By: R Chandler Smith

Recently the most buzzed about event in the real estate universe, the quick end of the sub-prime mortgage industry. Ok, that is a tad exaggerated. The sub prime market isn't gone, just much more strenuous than it has been in the last five years. Prior to last week, as long as you had a job and weren't in jail you could get approved for a mortgage loan. Suddenly, with much stricter lending policies, many sub-prime borrowers are discovering they are either unable to refinance their houses or unable to purchase a property at all.

Is this just the shockwave of the housing bubble bust? During the housing boom that ended in 2005, funds were given without thought into exotic mortgage loans that let people to purchase property with little down or without verifying their incomes. This was the gasoline that stoked the housing boom fire. Mortgage companies were completely aware of what they were doing all along. They had no justification offering some of their loan products to people of poor credit and in the thoughts of many people the very notion of doing so could be seen as predatory lending. I mean think about it, offering a couple who only makes minimum wage a 3 year arm loan? Chances are high that this person is going to default on that loan. But the banks didn't care one bit because the investors didn't care and so long as there was someone to purchase the loans back there was no need to look back.

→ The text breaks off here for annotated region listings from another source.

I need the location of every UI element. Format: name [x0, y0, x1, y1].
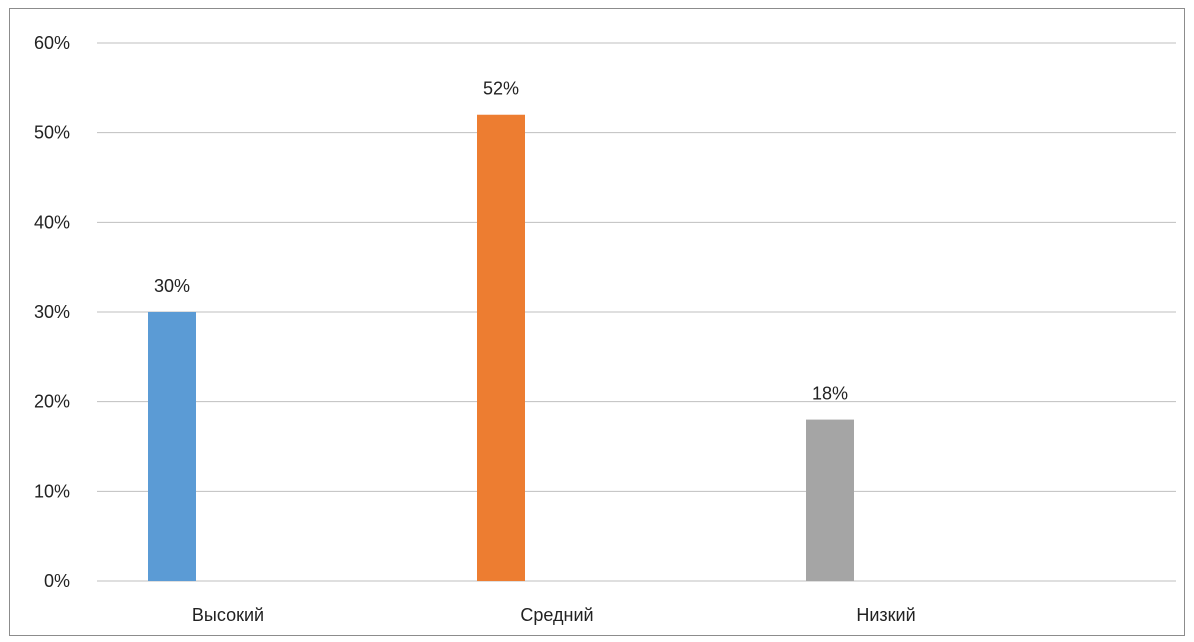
- bar: [148, 312, 196, 581]
- y-tick-label: 0%: [44, 571, 70, 591]
- chart-frame: [9, 8, 1185, 636]
- y-tick-label: 50%: [34, 123, 70, 143]
- y-tick-label: 10%: [34, 481, 70, 501]
- data-label: 52%: [483, 79, 519, 99]
- bar: [477, 114, 525, 581]
- data-label: 18%: [812, 384, 848, 404]
- x-tick-label: Высокий: [192, 605, 264, 625]
- y-tick-label: 60%: [34, 33, 70, 53]
- data-label: 30%: [154, 276, 190, 296]
- x-tick-label: Средний: [520, 605, 593, 625]
- x-tick-label: Низкий: [856, 605, 915, 625]
- bar: [806, 419, 854, 581]
- y-tick-label: 30%: [34, 302, 70, 322]
- y-tick-label: 40%: [34, 212, 70, 232]
- y-tick-label: 20%: [34, 392, 70, 412]
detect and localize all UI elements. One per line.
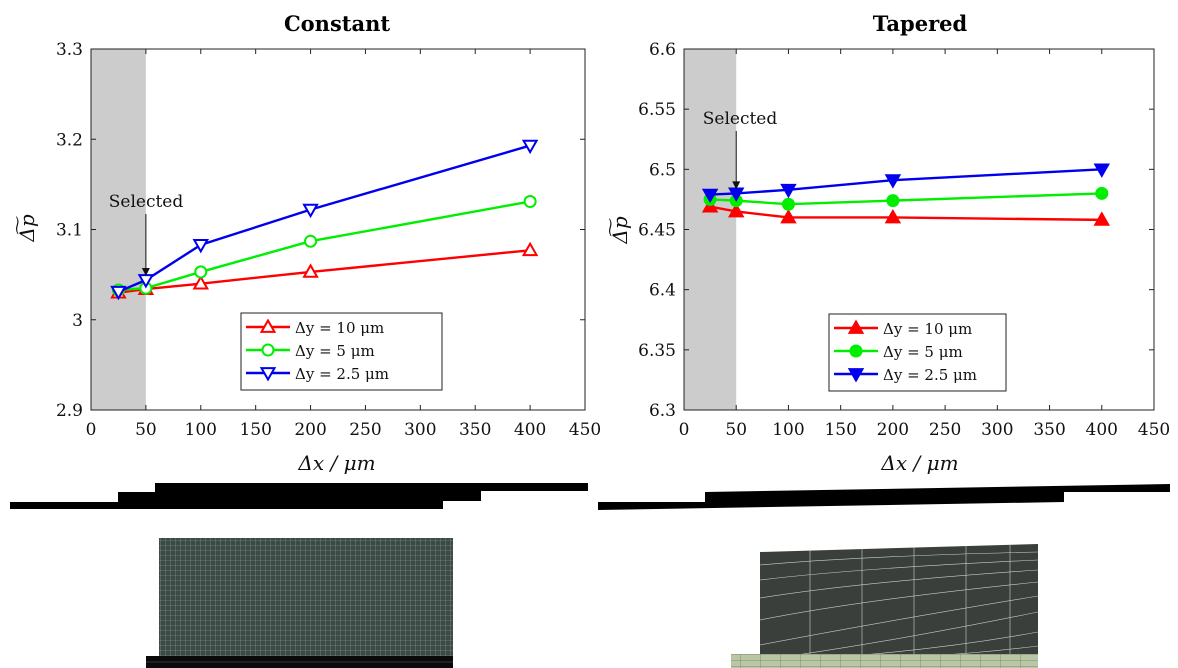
annotation-arrow-head (141, 268, 150, 277)
legend-swatch-marker (847, 319, 865, 334)
data-point (1095, 186, 1109, 200)
legend-swatch-marker (261, 343, 275, 357)
mesh-tapered (731, 544, 1038, 668)
x-tick-label: 250 (929, 420, 961, 440)
legend: Δy = 10 μm Δy = 5 μm Δy = 2.5 μm (240, 312, 443, 391)
chart-title: Constant (284, 11, 390, 36)
legend-label: Δy = 2.5 μm (295, 365, 389, 383)
x-tick-label: 100 (772, 420, 804, 440)
y-tick-label: 6.35 (638, 341, 676, 361)
y-axis-label: Δ͠p (608, 216, 632, 244)
x-tick-label: 0 (679, 420, 690, 440)
x-axis-label: Δx / μm (297, 451, 375, 475)
x-tick-label: 300 (404, 420, 436, 440)
legend-label: Δy = 2.5 μm (883, 366, 977, 384)
y-tick-label: 3 (72, 311, 83, 331)
data-point (701, 188, 719, 204)
legend-swatch-marker (849, 344, 863, 358)
y-tick-label: 6.4 (649, 281, 676, 301)
x-tick-label: 150 (824, 420, 856, 440)
selected-region-shade (684, 49, 737, 410)
y-tick-label: 6.45 (638, 221, 676, 241)
selected-annotation: Selected (703, 109, 778, 129)
y-tick-label: 6.3 (649, 401, 676, 421)
x-tick-label: 250 (349, 420, 381, 440)
chart-tapered: 0 50 100 150 200 250 300 350 400 450 6.3 6.35 6.4 6.4… (608, 11, 1170, 475)
legend-label: Δy = 5 μm (295, 342, 375, 360)
mesh-tapered-lines (760, 545, 1038, 656)
geometry-constant (10, 483, 588, 509)
series-line (118, 200, 531, 292)
chart-constant: 0 50 100 150 200 250 300 350 400 450 2.9 3 3.1 3.2 3.3… (15, 11, 601, 475)
data-point (884, 174, 902, 189)
data-point (884, 208, 902, 224)
data-point (523, 194, 537, 209)
data-point (781, 197, 795, 211)
selected-annotation: Selected (109, 192, 184, 212)
mesh-tapered-base (731, 654, 1038, 668)
legend-label: Δy = 10 μm (883, 320, 972, 338)
legend-label: Δy = 5 μm (883, 343, 963, 361)
x-tick-label: 450 (1138, 420, 1170, 440)
data-point (192, 275, 210, 290)
legend-swatch-marker (259, 318, 277, 333)
x-tick-label: 100 (185, 420, 217, 440)
legend-label: Δy = 10 μm (295, 319, 384, 337)
x-tick-label: 400 (514, 420, 546, 440)
y-tick-label: 3.1 (56, 221, 83, 241)
channel-outline-constant (10, 483, 588, 509)
x-tick-label: 300 (981, 420, 1013, 440)
data-point (110, 285, 127, 301)
data-point (780, 208, 797, 224)
x-tick-label: 50 (135, 420, 157, 440)
x-tick-label: 200 (877, 420, 909, 440)
data-point (304, 234, 318, 248)
x-tick-label: 400 (1086, 420, 1118, 440)
data-point (521, 241, 539, 257)
y-tick-label: 2.9 (56, 401, 83, 421)
y-tick-label: 3.2 (56, 130, 83, 150)
x-axis-label: Δx / μm (880, 451, 958, 475)
x-tick-label: 50 (725, 420, 747, 440)
legend: Δy = 10 μm Δy = 5 μm Δy = 2.5 μm (828, 313, 1007, 392)
mesh-constant-block (159, 538, 453, 656)
data-point (192, 238, 210, 254)
x-tick-label: 350 (459, 420, 491, 440)
data-point (194, 265, 208, 279)
mesh-constant (146, 538, 453, 668)
selected-region-shade (91, 49, 146, 410)
data-point (302, 203, 319, 219)
series-line (710, 168, 1102, 196)
y-axis-label: Δ͠p (15, 214, 39, 242)
data-point (886, 194, 900, 208)
series-line (710, 192, 1102, 206)
chart-title: Tapered (873, 11, 968, 36)
data-point (1093, 211, 1111, 226)
x-tick-label: 0 (86, 420, 97, 440)
data-point (727, 202, 745, 218)
y-tick-label: 6.55 (638, 100, 676, 120)
mesh-tapered-block (760, 544, 1038, 656)
y-tick-label: 6.6 (649, 40, 676, 60)
data-point (780, 183, 797, 199)
geometry-tapered (598, 484, 1170, 510)
legend-swatch-marker (847, 368, 865, 383)
x-tick-label: 350 (1033, 420, 1065, 440)
channel-outline-tapered (598, 484, 1170, 510)
x-tick-label: 150 (239, 420, 271, 440)
data-point (1093, 163, 1111, 178)
annotation-arrow-head (732, 181, 741, 190)
x-tick-label: 450 (569, 420, 601, 440)
data-point (302, 263, 319, 278)
data-point (521, 139, 539, 155)
x-tick-label: 200 (294, 420, 326, 440)
series-line (709, 205, 1102, 222)
y-tick-label: 6.5 (649, 160, 676, 180)
legend-swatch-marker (259, 367, 277, 382)
y-tick-label: 3.3 (56, 40, 83, 60)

And suddenly Freddie Mac ended it all. In the last week of February, government sponsored mortgage and securities investment organization known as Freddie Mac told the business markets that they were tightening their requirements and were no longer purchasing high risk loans made to people with low, or sub-prime, credit history. The effect of this news could be felt all throughout the world as stocks began to immediately sell off. Without this government sponsored organization to purchase back mortgages that lenders were creating, they would assuredly run out of monies to make more loans. And with the increasing number of defaults on owed loans, that capital would be gone even quicker and soon leave red ink. In light of this neck snaping change, many sub-prime lenders have closed their doors. At current count fourty four mortgage lenders have stopped business or radically scaled back their operations, including sub-prime goliath New Century. Now, lenders, financiers and buyers of mortgages are pulling back the reins as well.

The New Century example is of distinct alarm because of worries that problems in the sub-prime side could spread to prime mortgages, causing issues for many more lenders. The only question of the industry: What impact will the sub-prime mortgage situation have on the whole market? Sub-prime mortgages originated in 2006 could end up having more defaults than any previous year, according to studies conducted by asset bank UBS. Nearly eight-percent of all loans originated this year are at least 60 days delinquent, up from 4.5% less than year ago. Foreclosure instances have doubled in the past year as well.

The fallout will be most severely felt by minority and poor home buyers and owners who will discover issues in refinancing exotic loans that they can no longer afford. Those wanting to purchase homes with a small down payment or none at all will also be expected to pay higher interest rates and may not be able to simply declare their income without having documentation such as tax returns and check stubs.